Commentary Type

How to Pay for a Refugee Crisis

Jacob Funk Kirkegaard (PIIE) and Thomas Philippon (Stern School of Business, New York University)

Published by Bloomberg View


In the wake of the Paris attacks, Europe faces a twin crisis. It must confront terrorism and it has yet to come up with a common strategy to its immigration crisis, a fact that has encouraged the resurgence of xenophobic parties across Europe. With a tide of up to 1.5 million refugees this year, things may be about to get worse. The free mobility of people is a core value of Europe, but it will get lost if Europe cannot secure its external borders.

The costs of securing external borders, now an even greater priority, and integrating those migrants and refugees who are accepted, will far exceed what current budgets anticipate. Europe could spend €20 billion ($21.36 billion) annually to secure its borders, and between €10,000 and €20,000 per head to integrate newly arrived migrants. The EU annual budget is €140 billion, of which only €143 million is available for external Frontex border control , compared to $32 billion spent annually by the United States on the same tasks. Appropriating even a fraction of this amount from the existing EU budget would be an almost impossible task. Timely action requires finding other funding sources.

Ironically, the solution to Europe's immigration crisis is of the kind that Europe could not reach during the euro crisis: the issuing of security and mobility bonds.

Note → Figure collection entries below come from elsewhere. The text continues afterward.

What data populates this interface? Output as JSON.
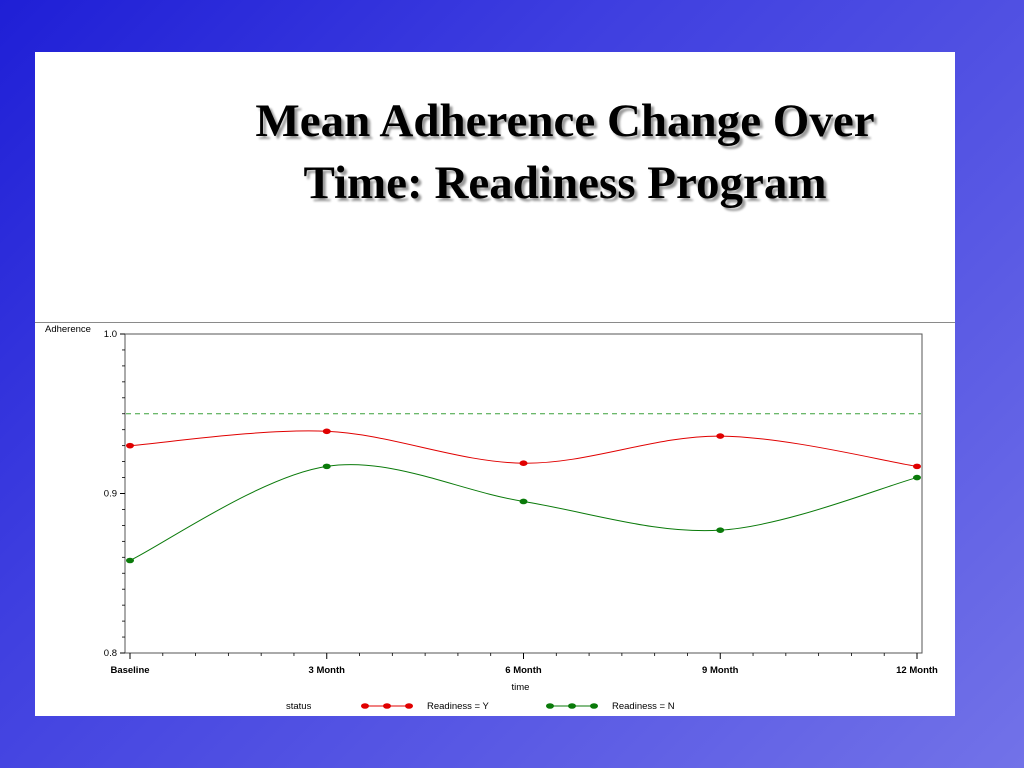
{
  "slide": {
    "title_line1": "Mean Adherence Change Over",
    "title_line2": "Time: Readiness Program"
  },
  "chart_data": {
    "type": "line",
    "ylabel": "Adherence",
    "xlabel": "time",
    "categories": [
      "Baseline",
      "3  Month",
      "6  Month",
      "9  Month",
      "12  Month"
    ],
    "ylim": [
      0.8,
      1.0
    ],
    "yticks": [
      {
        "value": 0.8,
        "label": "0.8"
      },
      {
        "value": 0.9,
        "label": "0.9"
      },
      {
        "value": 1.0,
        "label": "1.0"
      }
    ],
    "reference_line": {
      "value": 0.95,
      "color": "#3aa03a",
      "style": "dashed"
    },
    "legend": {
      "title": "status",
      "placement": "bottom"
    },
    "series": [
      {
        "name": "Readiness = Y",
        "color": "#e00000",
        "values": [
          0.93,
          0.939,
          0.919,
          0.936,
          0.917
        ]
      },
      {
        "name": "Readiness = N",
        "color": "#0a7a0a",
        "values": [
          0.858,
          0.917,
          0.895,
          0.877,
          0.91
        ]
      }
    ],
    "grid": false
  }
}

Ironically, the solution to Europe's immigration crisis is of the kind that Europe could not reach during the euro crisis: the issuing of security and mobility bonds (SMBs). These bonds offer the kind of financial engineering, macroeconomic policy, and political economy Europe needs to mobilize collective resources and fund its immigration policy while preserving open internal borders.

The bonds would be partly repaid by the migrants themselves in the long run via higher labor supply, economic growth, and tax revenues. Making SMBs "revenue bonds"—that is, sovereign debt backed by the general tax proceeds of the member states—therefore makes sense. To reduce the fiscal costs for current residents, some migration visa fee income could be earmarked, as in the United States where the Citizenship and Immigration Services section of the Homeland Security department is almost entirely financed by user fees.

The macroeconomic case for the bonds is straightforward. Europe today borrows essentially at zero percent and could definitely use a fiscal stimulus of €40 billion going toward maintaining political stability and raising the continent's long-term economic growth rate.

Finally, and most importantly, the political economy of SMBs is fundamentally different from that of eurobonds in general, for three key reasons.

Historically, debt burdens are mutualized only when they are perceived as coming from shared goals and interests. Alexander Hamilton could mutualize the legacy debt of the war of independence in the United States because it was seen as the consequence of a common fight. For the same reason it has proven impossible to issue eurobonds after the EU crisis: Legacy debt from the crisis was perceived as the consequence of individual misbehavior. The crisis of the open borders project, on the other hand, is perceived as a joint responsibility and can only be solved at the European level.

Second, risks from the migrant crisis are more widely shared than those of the financial crisis. Greece and Italy are frontier countries to the Syrian crisis, Germany is the main destination of migrants, and France and Spain have high exposures to Africa. There will be those who balk at the idea; particularly some of the eastern countries who have taken such a strong stand against further immigration. But a strengthened pan-European border is also in their interests and would provide other security benefits.

Third, elevated levels of migration into Europe are the new normal. In the United States, demographic pressures from neighboring countries are likely to decrease as the share of mobile young people declines in Latin America. In Europe's neighboring regions of the Middle East and Africa, the number of young people is still rising rapidly. Migration pressures will continue even if solutions were to be found to the Syrian and Libyan civil wars.

One should never let a serious crisis go to waste. Migration is a long-term problem that requires a long-term common response. Issuing SMBs could finance an ambitious solution and help counteract the threats to European unity.